I am using metron framework to build an application. We have to work on real-time data. We are writing data to ES and HDFS. We are facing difficulty when data goes through indexing and its acknowledge count reaches 10000000 mark. This happens every time it reaches this mark.
PFB the indexing configurations,
# workers: 1
# executors : 5
# tasks : 5
replication count : 1
assigned memory : 4160
My question is, Is this happening because of any default limit defined? If yes, can we change that limit to infinity?
Also, does this have any relation to the memory assigned?
Can anyone please help me on this?
The short answer is, no there is no related setting to limit the indexing topology to any number.
I think you have to find the cause somewhere else:
-Check the size of the source Kafka topic (indexing)
-Check the setting for 'first poll offset strategy' for the indexing topology (is it starting from the beginning each time with EARLIEST ?)
-Check the indexing configuration on Zookeeper
-Are there any files on the HDFS indexing location, how many records were written there?

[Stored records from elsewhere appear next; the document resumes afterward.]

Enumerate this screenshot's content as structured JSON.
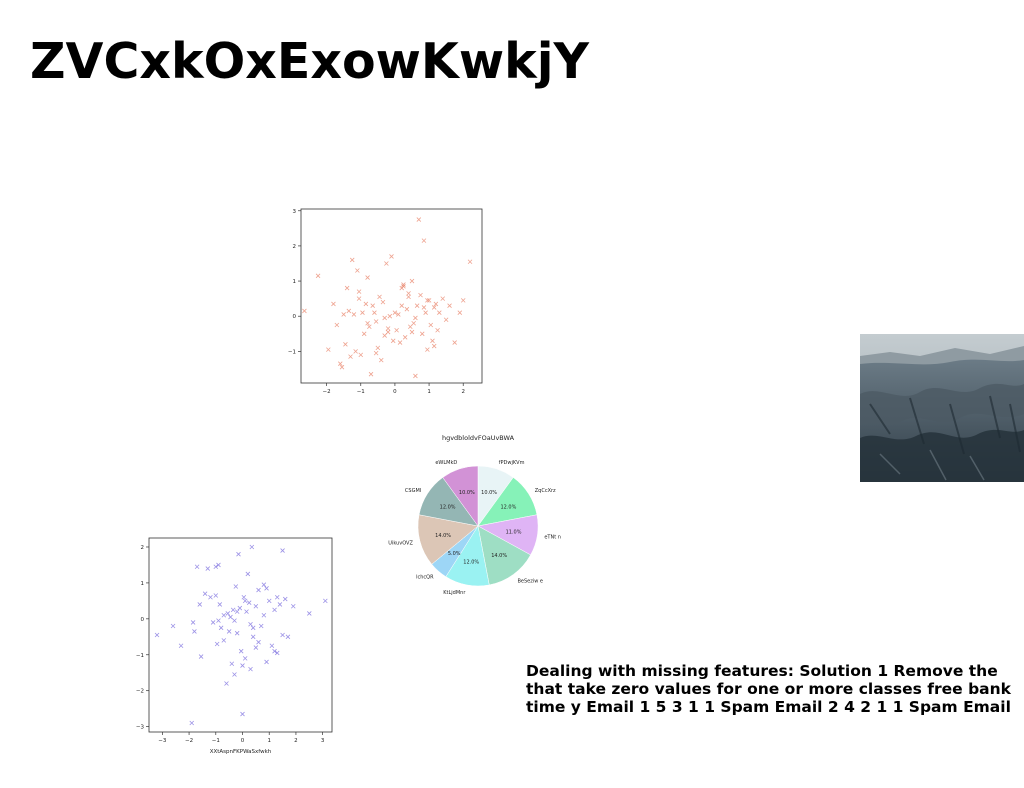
{
  "title": "ZVCxkOxExowKwkjY",
  "caption": "Dealing with missing features: Solution 1 Remove the that take zero values for one or more classes free bank time y Email 1 5 3 1 1 Spam Email 2 4 2 1 1 Spam Email",
  "chart_data": [
    {
      "type": "scatter",
      "marker": "x",
      "color": "#e8836a",
      "title": "",
      "xlabel": "",
      "ylabel": "",
      "xlim": [
        -2.75,
        2.55
      ],
      "ylim": [
        -1.9,
        3.05
      ],
      "xticks": [
        -2,
        -1,
        0,
        1,
        2
      ],
      "yticks": [
        -1,
        0,
        1,
        2,
        3
      ],
      "grid": false,
      "x": [
        -2.65,
        -2.25,
        -1.95,
        -1.8,
        -1.7,
        -1.6,
        -1.55,
        -1.5,
        -1.45,
        -1.4,
        -1.35,
        -1.3,
        -1.25,
        -1.2,
        -1.15,
        -1.1,
        -1.05,
        -1.0,
        -0.95,
        -0.9,
        -0.85,
        -0.8,
        -0.75,
        -0.7,
        -0.65,
        -0.6,
        -0.55,
        -0.5,
        -0.45,
        -0.4,
        -0.35,
        -0.3,
        -0.25,
        -0.2,
        -0.15,
        -0.1,
        -0.05,
        0.0,
        0.05,
        0.1,
        0.15,
        0.2,
        0.25,
        0.3,
        0.35,
        0.4,
        0.45,
        0.5,
        0.55,
        0.6,
        0.65,
        0.7,
        0.75,
        0.8,
        0.85,
        0.9,
        0.95,
        1.0,
        1.05,
        1.1,
        1.15,
        1.2,
        1.25,
        1.3,
        1.4,
        1.5,
        1.6,
        1.75,
        1.9,
        2.0,
        2.2,
        -0.3,
        0.2,
        0.5,
        -0.8,
        0.85,
        1.15,
        -1.05,
        0.4,
        -0.2,
        0.95,
        0.6,
        -0.55,
        0.25
      ],
      "y": [
        0.15,
        1.15,
        -0.95,
        0.35,
        -0.25,
        -1.35,
        -1.45,
        0.05,
        -0.8,
        0.8,
        0.15,
        -1.15,
        1.6,
        0.05,
        -1.0,
        1.3,
        0.7,
        -1.1,
        0.1,
        -0.5,
        0.35,
        1.1,
        -0.3,
        -1.65,
        0.3,
        0.1,
        -0.15,
        -0.9,
        0.55,
        -1.25,
        0.4,
        -0.05,
        1.5,
        -0.35,
        0.0,
        1.7,
        -0.7,
        0.1,
        -0.4,
        0.05,
        -0.75,
        0.3,
        0.85,
        -0.6,
        0.2,
        0.55,
        -0.3,
        1.0,
        -0.2,
        -1.7,
        0.3,
        2.75,
        0.6,
        -0.5,
        2.15,
        0.1,
        -0.95,
        0.45,
        -0.25,
        -0.7,
        0.25,
        0.35,
        -0.4,
        0.1,
        0.5,
        -0.1,
        0.3,
        -0.75,
        0.1,
        0.45,
        1.55,
        -0.55,
        0.8,
        -0.45,
        -0.2,
        0.25,
        -0.85,
        0.5,
        0.65,
        -0.45,
        0.45,
        -0.05,
        -1.05,
        0.9
      ]
    },
    {
      "type": "pie",
      "title": "hgvdbloldvFOaUvBWA",
      "labels": [
        "fPDwjKVm",
        "ZqCcXrz",
        "eTNt n",
        "BeSeziw e",
        "KtLjdMnr",
        "lchcQR",
        "UikuvOVZ",
        "CSGMI",
        "eWLMkD"
      ],
      "values": [
        10.0,
        12.0,
        11.0,
        14.0,
        12.0,
        5.0,
        14.0,
        12.0,
        10.0
      ],
      "colors": [
        "#e8f4f6",
        "#86f2b8",
        "#dfb4f5",
        "#9edec4",
        "#9af2f2",
        "#9dd6f6",
        "#dcc6b6",
        "#94b6b4",
        "#d292d6"
      ],
      "legend": "none"
    },
    {
      "type": "scatter",
      "marker": "x",
      "color": "#7a6cde",
      "title": "",
      "xlabel": "XXtAspnFKPWaSxfwkh",
      "ylabel": "uFYKdQDokgOMKlNTLF",
      "xlim": [
        -3.5,
        3.35
      ],
      "ylim": [
        -3.15,
        2.25
      ],
      "xticks": [
        -3,
        -2,
        -1,
        0,
        1,
        2,
        3
      ],
      "yticks": [
        -3,
        -2,
        -1,
        0,
        1,
        2
      ],
      "grid": false,
      "x": [
        -3.2,
        -2.6,
        -2.3,
        -1.9,
        -1.85,
        -1.7,
        -1.55,
        -1.4,
        -1.3,
        -1.2,
        -1.1,
        -1.0,
        -0.95,
        -0.9,
        -0.85,
        -0.8,
        -0.7,
        -0.6,
        -0.55,
        -0.5,
        -0.45,
        -0.4,
        -0.35,
        -0.3,
        -0.25,
        -0.2,
        -0.15,
        -0.1,
        -0.05,
        0.0,
        0.05,
        0.1,
        0.15,
        0.2,
        0.25,
        0.3,
        0.35,
        0.4,
        0.5,
        0.6,
        0.7,
        0.8,
        0.9,
        1.0,
        1.1,
        1.2,
        1.3,
        1.4,
        1.5,
        1.6,
        1.7,
        1.9,
        2.5,
        3.1,
        -1.8,
        0.0,
        0.5,
        -0.7,
        1.2,
        -0.3,
        0.8,
        -1.6,
        0.3,
        1.3,
        -0.9,
        0.1,
        0.6,
        -0.2,
        0.9,
        1.5,
        -1.0,
        0.4
      ],
      "y": [
        -0.45,
        -0.2,
        -0.75,
        -2.9,
        -0.1,
        1.45,
        -1.05,
        0.7,
        1.4,
        0.6,
        -0.1,
        0.65,
        -0.7,
        1.5,
        0.4,
        -0.25,
        -0.6,
        -1.8,
        0.15,
        -0.35,
        0.05,
        -1.25,
        0.25,
        -0.05,
        0.9,
        -0.4,
        1.8,
        0.3,
        -0.9,
        -1.3,
        0.6,
        -1.1,
        0.2,
        1.25,
        0.45,
        -0.15,
        2.0,
        -0.5,
        0.35,
        0.8,
        -0.2,
        0.1,
        -1.2,
        0.5,
        -0.75,
        0.25,
        -0.95,
        0.4,
        1.9,
        0.55,
        -0.5,
        0.35,
        0.15,
        0.5,
        -0.35,
        -2.65,
        -0.8,
        0.1,
        -0.9,
        -1.55,
        0.95,
        0.4,
        -1.4,
        0.6,
        -0.05,
        0.5,
        -0.65,
        0.2,
        0.85,
        -0.45,
        1.45,
        -0.25
      ]
    }
  ]
}
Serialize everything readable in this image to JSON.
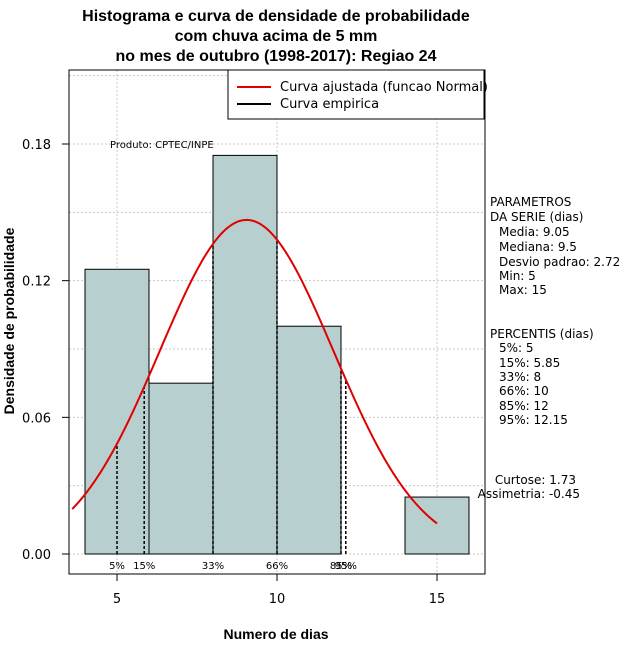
{
  "chart_data": {
    "type": "bar",
    "title": [
      "Histograma e curva de densidade de probabilidade",
      "com chuva acima de 5 mm",
      "no mes de outubro (1998-2017): Regiao 24"
    ],
    "xlabel": "Numero de dias",
    "ylabel": "Densidade de probabilidade",
    "xlim": [
      3.6,
      16.5
    ],
    "ylim": [
      0,
      0.21
    ],
    "x_ticks": [
      5,
      10,
      15
    ],
    "x_tick_labels": [
      "5",
      "10",
      "15"
    ],
    "y_ticks": [
      0.0,
      0.06,
      0.12,
      0.18
    ],
    "y_tick_labels": [
      "0.00",
      "0.06",
      "0.12",
      "0.18"
    ],
    "grid": true,
    "bins": [
      {
        "x0": 4,
        "x1": 6,
        "density": 0.125
      },
      {
        "x0": 6,
        "x1": 8,
        "density": 0.075
      },
      {
        "x0": 8,
        "x1": 10,
        "density": 0.175
      },
      {
        "x0": 10,
        "x1": 12,
        "density": 0.1
      },
      {
        "x0": 12,
        "x1": 14,
        "density": 0.0
      },
      {
        "x0": 14,
        "x1": 16,
        "density": 0.025
      }
    ],
    "bar_color": "#b7cfcf",
    "normal_curve": {
      "mean": 9.05,
      "sd": 2.72,
      "x_from": 3.6,
      "x_to": 15,
      "color": "#e00000"
    },
    "percentiles": [
      {
        "label": "5%",
        "x": 5
      },
      {
        "label": "15%",
        "x": 5.85
      },
      {
        "label": "33%",
        "x": 8
      },
      {
        "label": "66%",
        "x": 10
      },
      {
        "label": "85%",
        "x": 12
      },
      {
        "label": "95%",
        "x": 12.15
      }
    ],
    "legend": {
      "position": "top-right",
      "entries": [
        {
          "label": "Curva ajustada (funcao Normal)",
          "color": "#e00000"
        },
        {
          "label": "Curva empirica",
          "color": "#000000"
        }
      ]
    },
    "annotation": "Produto: CPTEC/INPE"
  },
  "side_panel": {
    "parametros": [
      "PARAMETROS",
      "DA SERIE (dias)",
      "Media: 9.05",
      "Mediana: 9.5",
      "Desvio padrao: 2.72",
      "Min: 5",
      "Max: 15"
    ],
    "percentis": [
      "PERCENTIS (dias)",
      "5%: 5",
      "15%: 5.85",
      "33%: 8",
      "66%: 10",
      "85%: 12",
      "95%: 12.15"
    ],
    "shape": [
      "Curtose: 1.73",
      "Assimetria: -0.45"
    ]
  }
}
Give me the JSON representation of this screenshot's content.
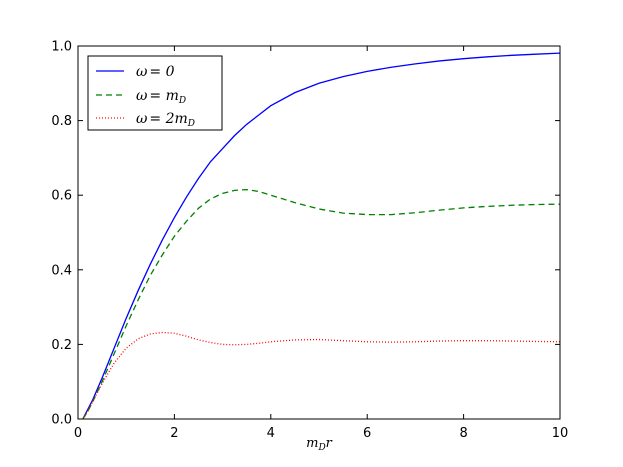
{
  "chart_data": {
    "type": "line",
    "xlabel": "m_D r",
    "xlabel_main": "m",
    "xlabel_sub": "D",
    "xlabel_tail": "r",
    "ylabel": "",
    "xlim": [
      0,
      10
    ],
    "ylim": [
      0,
      1.0
    ],
    "xticks": [
      0,
      2,
      4,
      6,
      8,
      10
    ],
    "xtick_labels": [
      "0",
      "2",
      "4",
      "6",
      "8",
      "10"
    ],
    "yticks": [
      0,
      0.2,
      0.4,
      0.6,
      0.8,
      1.0
    ],
    "ytick_labels": [
      "0.0",
      "0.2",
      "0.4",
      "0.6",
      "0.8",
      "1.0"
    ],
    "grid": false,
    "legend_position": "top-left",
    "x": [
      0.1,
      0.2,
      0.3,
      0.5,
      0.75,
      1.0,
      1.25,
      1.5,
      1.75,
      2.0,
      2.25,
      2.5,
      2.75,
      3.0,
      3.25,
      3.5,
      3.75,
      4.0,
      4.5,
      5.0,
      5.5,
      6.0,
      6.5,
      7.0,
      7.5,
      8.0,
      8.5,
      9.0,
      9.5,
      10.0
    ],
    "series": [
      {
        "name": "ω = 0",
        "name_main": "ω",
        "name_rest": "= 0",
        "name_sub": "",
        "color": "#0000ff",
        "style": "solid",
        "values": [
          0.0,
          0.025,
          0.05,
          0.11,
          0.19,
          0.27,
          0.345,
          0.415,
          0.48,
          0.54,
          0.595,
          0.645,
          0.69,
          0.725,
          0.76,
          0.79,
          0.815,
          0.84,
          0.875,
          0.9,
          0.918,
          0.932,
          0.943,
          0.952,
          0.96,
          0.966,
          0.971,
          0.975,
          0.978,
          0.981
        ]
      },
      {
        "name": "ω = m_D",
        "name_main": "ω",
        "name_rest": "= m",
        "name_sub": "D",
        "color": "#008000",
        "style": "dashed",
        "values": [
          0.0,
          0.02,
          0.045,
          0.1,
          0.175,
          0.25,
          0.32,
          0.385,
          0.44,
          0.49,
          0.53,
          0.565,
          0.59,
          0.605,
          0.613,
          0.615,
          0.61,
          0.6,
          0.58,
          0.563,
          0.552,
          0.548,
          0.548,
          0.553,
          0.56,
          0.566,
          0.57,
          0.573,
          0.575,
          0.576
        ]
      },
      {
        "name": "ω = 2m_D",
        "name_main": "ω",
        "name_rest": "= 2m",
        "name_sub": "D",
        "color": "#ff0000",
        "style": "dotted",
        "values": [
          0.0,
          0.02,
          0.045,
          0.095,
          0.15,
          0.19,
          0.215,
          0.228,
          0.232,
          0.23,
          0.222,
          0.212,
          0.205,
          0.2,
          0.199,
          0.2,
          0.203,
          0.207,
          0.212,
          0.213,
          0.21,
          0.207,
          0.206,
          0.207,
          0.209,
          0.21,
          0.21,
          0.209,
          0.208,
          0.207
        ]
      }
    ]
  }
}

It could be that the setting at Ambari > Metron > Indexing > "Indexing Max Pending" would limit indexing output. Is that one set to 10.000.000 by any chance?
This setting limits the total number of in-flight tuples (read/consumed from Kafka input topic but not acked yet) for the topology. In this case, the tuples are not acked for 1 or both outputs (HDFS / ES) and thus not marked as 'no longer in-flight'.